Is Apple Losing in This Crucial Market?
Apple’s (NASDAQ:AAPL) third-quarter results revealed that its revenue in the greater China market fell 14 percent from the same quarter last year and declined 43 percent from the March quarter this year, Reuters reports. Although company CEO Tim Cook said in a conference call with investors that “it’s not totally clear exactly what had occurred,” some analysts are now wondering if this revenue decline indicates future trouble for Apple’s fortunes in this crucial emerging market.
Rival smartphone maker Samsung (SSNLF.PK) has secured a 19 percent share of the greater China market, or more than double Apple’s 9 percent share, according to IDC data cited by Reuters. Although Samsung has the advantage of having been involved in the China market longer than Apple, it also benefits from its wide variety of smartphone models in different price ranges.
Although Apple products have a certain cachet with Chinese consumers, many of them cannot afford the premium-priced iPhone. However, Samsung provides both high and low-end smartphone models, which has allowed the Korea-based company to become deeply entrenched in the Chinese market.
Apple’s elegant but simple iPhone design may even be a weakness in the Chinese market, according to RedTech Advisors’s Michael Clendenin, who spoke to Reuters: “The Chinese just love features. They want their phone to have 50 different things that they’re never going to use. Apple just doesn’t play that game. Unfortunately, if you want to hit the mainstream market in China, and you want a lot of market share percentage points, you have to offer the Swiss army knife of cellphones.”

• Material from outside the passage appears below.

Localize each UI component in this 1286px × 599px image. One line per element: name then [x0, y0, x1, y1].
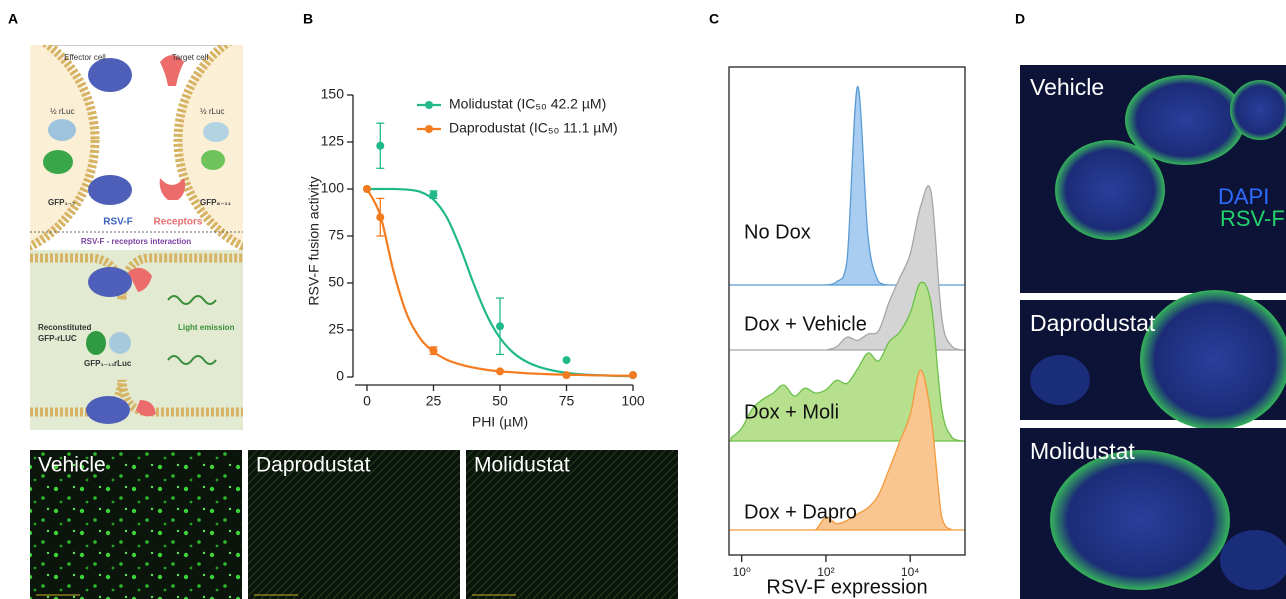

Apple also faces increasing competition from smaller, low-end smartphone makers. According to data from market research firm IDC, the largest year-over-year increase in the smartphone market came from the China-based Lenovo (LNVGY.PK), which had a 130.6 percent increase in shipments in the past year. Much of this growth can be attributed to sales in its domestic market. Meanwhile, Apple’s year-over-year growth rate of 20 percent was the lowest of all the top five smartphone vendors.
Similarly, China-based ZTE (ZTCOY.PK) achieved 57.8 percent growth due to its sales in the Asia Pacific region. IDC also notes that 44.8 percent of the overall shipment volume in the second quarter of 2013 was attributable to smaller vendors like Huawei, which saw double-digit growth thanks to sales in the emerging markets of India and China.
Despite its recent setback, Apple may soon be gaining a larger portion the greater China market. Apple is widely expected to unveil a mid-range plastic iPhone this fall that could help it establish a greater footprint in the world’s most populous country.